That’s why with an electric vehicle you can do something special with electricity, to make sure the right people pay for its use. Power theft has always been a problem, so what we’ve decided with the growing demand for outdoor power outlets is that there is a way to switch them and measure how much is being used. You can do it yourself with a kWh meter and switch, but that’s obviously not always practical for a car. This is why those outlets are often card-switchable, which actually tells who’s paying, and that outlet then talks to a backend so your energy bill gets paid.
All of this is actually what a charging station is. Not a “smart” converter, but just a sort of kWh meter/switch/backend-in-one. And since there is some kind of lightweight UART connection between the car and the pole that allows you to switch between phases, or even: how many amps can be used at any given time, a lot is possible.
Your colleague’s solar panels are usually on one phase with that kind of power. Not bad in an offsetting economy, but I think we all know that offsetting isn’t entirely “fair.” Instead, what your colleague can do is calculate how many kWh they really need per day. 2600kWh isn’t that absurdly so for panels mind you, and 3000kWh is certainly not a few, but with a “smart” charging station (socket) you can actually introduce a kind of eco-mode where you actually charge only from your own sun ( provided that there is no other demand from the network, such as a barbecue or stove lurking on 2kW).
I think your boss could save a lot of costs by providing such a backend post + card. Because let’s be honest: a kWh through a fast charger is always more expensive than normal mains power, even if you use 11kW (3x16A), and especially if you charge “eco”. That, and it’s a lot less administration.

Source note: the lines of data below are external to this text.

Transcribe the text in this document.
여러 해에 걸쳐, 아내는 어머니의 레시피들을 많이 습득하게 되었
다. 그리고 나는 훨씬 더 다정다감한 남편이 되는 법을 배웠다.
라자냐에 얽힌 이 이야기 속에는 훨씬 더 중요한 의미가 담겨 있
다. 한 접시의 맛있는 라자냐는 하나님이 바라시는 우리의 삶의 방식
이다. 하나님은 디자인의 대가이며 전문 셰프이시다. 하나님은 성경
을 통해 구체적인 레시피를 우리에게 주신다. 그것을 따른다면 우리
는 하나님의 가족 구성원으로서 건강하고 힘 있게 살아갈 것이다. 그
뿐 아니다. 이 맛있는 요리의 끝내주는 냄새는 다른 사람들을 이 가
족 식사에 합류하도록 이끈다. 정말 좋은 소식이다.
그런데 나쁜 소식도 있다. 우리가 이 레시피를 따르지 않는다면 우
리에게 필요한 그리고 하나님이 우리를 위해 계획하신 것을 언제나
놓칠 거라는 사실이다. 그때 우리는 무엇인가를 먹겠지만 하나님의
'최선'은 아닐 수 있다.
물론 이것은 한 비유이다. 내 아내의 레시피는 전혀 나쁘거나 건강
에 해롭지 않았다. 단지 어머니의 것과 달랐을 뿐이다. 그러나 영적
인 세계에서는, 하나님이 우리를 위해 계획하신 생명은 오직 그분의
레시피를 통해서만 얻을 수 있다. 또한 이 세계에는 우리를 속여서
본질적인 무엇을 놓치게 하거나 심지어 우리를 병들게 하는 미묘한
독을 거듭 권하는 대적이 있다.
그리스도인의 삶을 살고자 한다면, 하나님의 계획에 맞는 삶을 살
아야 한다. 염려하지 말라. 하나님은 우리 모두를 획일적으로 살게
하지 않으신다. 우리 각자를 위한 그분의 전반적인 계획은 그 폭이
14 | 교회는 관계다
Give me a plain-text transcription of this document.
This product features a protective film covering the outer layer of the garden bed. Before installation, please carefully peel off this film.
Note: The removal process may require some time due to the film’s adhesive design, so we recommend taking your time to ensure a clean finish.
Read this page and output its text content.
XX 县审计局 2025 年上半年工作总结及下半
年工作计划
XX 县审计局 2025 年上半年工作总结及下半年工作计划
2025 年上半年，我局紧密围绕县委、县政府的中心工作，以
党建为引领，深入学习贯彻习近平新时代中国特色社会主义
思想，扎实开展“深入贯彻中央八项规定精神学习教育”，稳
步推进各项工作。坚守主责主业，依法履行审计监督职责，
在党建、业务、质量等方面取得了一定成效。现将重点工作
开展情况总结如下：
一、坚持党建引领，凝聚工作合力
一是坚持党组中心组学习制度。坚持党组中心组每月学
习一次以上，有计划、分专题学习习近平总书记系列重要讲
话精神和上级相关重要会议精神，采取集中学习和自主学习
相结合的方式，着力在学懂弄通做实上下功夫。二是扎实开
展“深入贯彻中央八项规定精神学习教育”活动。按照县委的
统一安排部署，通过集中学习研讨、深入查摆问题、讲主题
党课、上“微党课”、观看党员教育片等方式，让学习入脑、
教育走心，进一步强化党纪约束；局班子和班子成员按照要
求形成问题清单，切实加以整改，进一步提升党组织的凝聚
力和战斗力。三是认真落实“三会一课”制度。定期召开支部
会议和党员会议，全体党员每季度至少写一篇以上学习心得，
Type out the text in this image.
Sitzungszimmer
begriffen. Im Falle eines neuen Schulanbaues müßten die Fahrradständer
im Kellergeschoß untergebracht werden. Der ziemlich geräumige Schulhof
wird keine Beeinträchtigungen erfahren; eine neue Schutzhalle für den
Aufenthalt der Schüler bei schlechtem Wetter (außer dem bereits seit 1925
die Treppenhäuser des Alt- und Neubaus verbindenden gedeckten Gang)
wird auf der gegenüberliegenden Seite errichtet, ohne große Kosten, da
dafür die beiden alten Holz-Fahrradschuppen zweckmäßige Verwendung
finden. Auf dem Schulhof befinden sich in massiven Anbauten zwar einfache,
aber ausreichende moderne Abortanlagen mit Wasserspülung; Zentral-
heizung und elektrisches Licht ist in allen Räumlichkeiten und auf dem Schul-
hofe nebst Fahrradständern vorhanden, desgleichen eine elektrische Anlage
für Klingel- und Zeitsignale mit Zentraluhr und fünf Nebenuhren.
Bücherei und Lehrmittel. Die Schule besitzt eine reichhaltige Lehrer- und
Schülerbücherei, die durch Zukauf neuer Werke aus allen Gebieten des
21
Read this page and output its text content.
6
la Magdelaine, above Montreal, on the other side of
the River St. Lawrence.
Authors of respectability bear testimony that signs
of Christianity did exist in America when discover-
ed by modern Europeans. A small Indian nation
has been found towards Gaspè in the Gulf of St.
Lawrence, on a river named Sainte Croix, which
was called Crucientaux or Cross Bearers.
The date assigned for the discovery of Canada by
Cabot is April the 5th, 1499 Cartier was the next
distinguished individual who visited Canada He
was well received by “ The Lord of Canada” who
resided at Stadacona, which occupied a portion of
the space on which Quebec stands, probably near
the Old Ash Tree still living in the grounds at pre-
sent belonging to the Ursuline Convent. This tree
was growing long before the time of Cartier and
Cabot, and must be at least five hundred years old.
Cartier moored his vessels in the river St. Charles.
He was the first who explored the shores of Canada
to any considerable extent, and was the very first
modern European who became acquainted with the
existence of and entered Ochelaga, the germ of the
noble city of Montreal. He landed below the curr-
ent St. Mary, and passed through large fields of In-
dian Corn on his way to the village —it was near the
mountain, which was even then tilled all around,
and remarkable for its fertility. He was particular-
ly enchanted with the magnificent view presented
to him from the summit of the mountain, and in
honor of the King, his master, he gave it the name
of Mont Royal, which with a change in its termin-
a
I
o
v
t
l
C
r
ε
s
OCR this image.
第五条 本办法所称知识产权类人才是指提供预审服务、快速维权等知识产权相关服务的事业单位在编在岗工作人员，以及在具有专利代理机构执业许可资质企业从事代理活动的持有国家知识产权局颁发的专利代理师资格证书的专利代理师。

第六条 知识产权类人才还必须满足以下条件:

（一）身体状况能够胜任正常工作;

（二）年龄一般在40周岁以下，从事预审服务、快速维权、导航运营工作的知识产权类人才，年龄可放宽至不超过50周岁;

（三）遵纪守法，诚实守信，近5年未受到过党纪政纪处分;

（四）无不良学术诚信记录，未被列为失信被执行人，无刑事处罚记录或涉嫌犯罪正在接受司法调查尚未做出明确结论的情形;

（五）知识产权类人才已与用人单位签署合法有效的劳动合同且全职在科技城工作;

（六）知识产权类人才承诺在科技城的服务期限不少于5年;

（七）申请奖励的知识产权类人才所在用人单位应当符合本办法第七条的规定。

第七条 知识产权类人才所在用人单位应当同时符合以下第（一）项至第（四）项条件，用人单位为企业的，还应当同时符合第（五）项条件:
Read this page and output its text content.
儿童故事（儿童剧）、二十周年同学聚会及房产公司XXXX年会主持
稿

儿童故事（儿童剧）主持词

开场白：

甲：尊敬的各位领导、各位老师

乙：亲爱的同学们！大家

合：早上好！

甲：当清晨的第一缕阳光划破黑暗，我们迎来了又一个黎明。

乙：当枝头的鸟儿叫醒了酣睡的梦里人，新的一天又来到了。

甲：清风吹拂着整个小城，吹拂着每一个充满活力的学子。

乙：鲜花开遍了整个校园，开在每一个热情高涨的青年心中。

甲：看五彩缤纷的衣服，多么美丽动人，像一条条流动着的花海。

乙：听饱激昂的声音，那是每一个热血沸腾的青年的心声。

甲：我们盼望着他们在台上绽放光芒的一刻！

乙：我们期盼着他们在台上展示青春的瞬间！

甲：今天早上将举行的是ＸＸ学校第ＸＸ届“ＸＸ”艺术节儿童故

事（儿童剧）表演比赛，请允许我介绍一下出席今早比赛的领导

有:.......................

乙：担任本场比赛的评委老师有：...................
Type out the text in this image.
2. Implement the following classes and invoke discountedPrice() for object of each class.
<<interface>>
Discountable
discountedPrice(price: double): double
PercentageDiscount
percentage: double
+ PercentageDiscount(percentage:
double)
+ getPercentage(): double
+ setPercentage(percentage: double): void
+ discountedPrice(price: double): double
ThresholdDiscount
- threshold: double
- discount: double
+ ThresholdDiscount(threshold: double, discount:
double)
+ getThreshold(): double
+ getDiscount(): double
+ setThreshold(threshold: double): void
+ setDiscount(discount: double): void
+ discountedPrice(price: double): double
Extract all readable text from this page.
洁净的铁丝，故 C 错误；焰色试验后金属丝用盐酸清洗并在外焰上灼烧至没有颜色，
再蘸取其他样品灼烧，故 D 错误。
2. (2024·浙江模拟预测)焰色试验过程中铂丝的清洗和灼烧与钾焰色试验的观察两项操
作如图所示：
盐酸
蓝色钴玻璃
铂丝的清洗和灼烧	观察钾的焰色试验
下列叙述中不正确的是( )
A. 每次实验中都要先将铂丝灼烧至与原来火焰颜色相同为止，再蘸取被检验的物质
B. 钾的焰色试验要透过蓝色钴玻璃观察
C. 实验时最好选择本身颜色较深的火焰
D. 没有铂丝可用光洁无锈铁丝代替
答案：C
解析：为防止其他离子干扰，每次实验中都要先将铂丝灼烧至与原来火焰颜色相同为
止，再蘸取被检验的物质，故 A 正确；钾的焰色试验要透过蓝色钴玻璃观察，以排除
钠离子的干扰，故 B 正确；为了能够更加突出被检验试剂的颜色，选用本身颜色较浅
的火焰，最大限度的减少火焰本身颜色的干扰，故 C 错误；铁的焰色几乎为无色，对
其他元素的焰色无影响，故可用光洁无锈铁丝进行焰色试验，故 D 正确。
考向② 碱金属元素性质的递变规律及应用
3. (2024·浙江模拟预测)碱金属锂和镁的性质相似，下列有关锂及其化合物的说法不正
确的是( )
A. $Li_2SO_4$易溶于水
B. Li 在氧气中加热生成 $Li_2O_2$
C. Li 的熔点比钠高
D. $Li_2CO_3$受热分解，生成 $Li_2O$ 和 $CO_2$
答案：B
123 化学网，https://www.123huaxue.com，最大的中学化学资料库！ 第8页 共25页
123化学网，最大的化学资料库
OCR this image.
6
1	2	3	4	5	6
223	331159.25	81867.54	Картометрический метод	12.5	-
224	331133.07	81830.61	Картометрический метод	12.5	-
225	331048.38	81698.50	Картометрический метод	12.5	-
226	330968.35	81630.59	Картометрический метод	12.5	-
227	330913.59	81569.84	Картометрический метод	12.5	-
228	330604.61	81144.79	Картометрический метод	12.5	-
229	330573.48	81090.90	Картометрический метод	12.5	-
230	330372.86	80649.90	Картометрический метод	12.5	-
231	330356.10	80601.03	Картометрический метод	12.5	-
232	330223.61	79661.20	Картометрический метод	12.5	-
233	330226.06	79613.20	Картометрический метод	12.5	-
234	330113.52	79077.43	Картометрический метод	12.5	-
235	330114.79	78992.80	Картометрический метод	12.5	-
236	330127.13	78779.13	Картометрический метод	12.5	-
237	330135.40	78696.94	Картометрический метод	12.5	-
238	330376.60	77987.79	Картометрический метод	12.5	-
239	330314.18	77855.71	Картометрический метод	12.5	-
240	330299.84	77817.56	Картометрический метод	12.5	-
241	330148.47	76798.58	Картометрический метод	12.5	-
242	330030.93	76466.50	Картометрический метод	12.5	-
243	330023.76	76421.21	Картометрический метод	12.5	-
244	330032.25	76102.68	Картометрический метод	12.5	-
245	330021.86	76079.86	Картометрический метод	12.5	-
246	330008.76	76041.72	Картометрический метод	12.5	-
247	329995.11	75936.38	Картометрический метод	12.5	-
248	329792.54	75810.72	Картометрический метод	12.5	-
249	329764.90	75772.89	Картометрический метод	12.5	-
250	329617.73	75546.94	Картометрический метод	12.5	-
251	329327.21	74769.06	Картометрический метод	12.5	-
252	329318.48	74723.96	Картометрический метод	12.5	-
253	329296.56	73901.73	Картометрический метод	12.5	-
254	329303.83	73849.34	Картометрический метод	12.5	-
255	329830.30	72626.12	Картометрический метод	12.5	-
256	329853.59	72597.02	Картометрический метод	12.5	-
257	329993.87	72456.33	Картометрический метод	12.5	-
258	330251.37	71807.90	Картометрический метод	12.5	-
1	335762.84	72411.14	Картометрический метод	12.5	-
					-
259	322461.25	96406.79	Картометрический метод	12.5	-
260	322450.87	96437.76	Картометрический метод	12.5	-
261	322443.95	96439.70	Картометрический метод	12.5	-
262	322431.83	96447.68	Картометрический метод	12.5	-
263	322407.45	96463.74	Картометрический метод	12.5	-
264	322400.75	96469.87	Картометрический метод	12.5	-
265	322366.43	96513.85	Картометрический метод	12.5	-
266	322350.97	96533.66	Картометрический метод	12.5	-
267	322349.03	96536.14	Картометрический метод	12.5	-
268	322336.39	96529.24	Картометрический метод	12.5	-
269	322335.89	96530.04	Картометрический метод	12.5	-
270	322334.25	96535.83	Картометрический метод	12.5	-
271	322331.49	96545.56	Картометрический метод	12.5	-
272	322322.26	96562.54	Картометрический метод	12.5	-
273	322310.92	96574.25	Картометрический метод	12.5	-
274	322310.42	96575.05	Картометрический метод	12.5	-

By the way, 4000kWh, I get about 100km on 14.7kWh, which brings me about 27,210km on 4000kWh. That’s a reasonable annual mileage. Especially good that it drives electrically! But if it’s business, then his boss should really contribute something. If you translate that into fossil fuels, that’s a mega profit. In a liter of petrol there are about 9kWh of energy, if petrol had the efficiency of electricity they would consume about 444 litres. However, petrol is not that efficient, with a very optimal 1:20 consumption it would have previously cost you around 1500 liters of petrol, probably more. Each liter of petrol weighs about 750 grams, 82.5% is carbon, therefore in relation to CO2 about 2.5 kg of CO2 are emitted per liter of petrol, which would bring the 1:20 petrol car to 3750 kg of CO2. A coal-fired power plant, which is certainly the worst case, emits only about 800g per kWh, which brings the EV to 3200g. And this is the worst case. Our energy balance is increasingly CO2-free, and is already around 440g/kWh. And then I focus on CO2, but an electric vehicle does a lot more on other things.
However, with figures like this… a “smart pole-plug with self-billing via contactless means of identification” (a charging station) will come in handy! Also for the responsibility of the employer, because from next year the CO2 data of a company must also be reported. And there are even now companies that use that kind of data in favor of a contractor in a tender (in the form of a virtual discount, for example).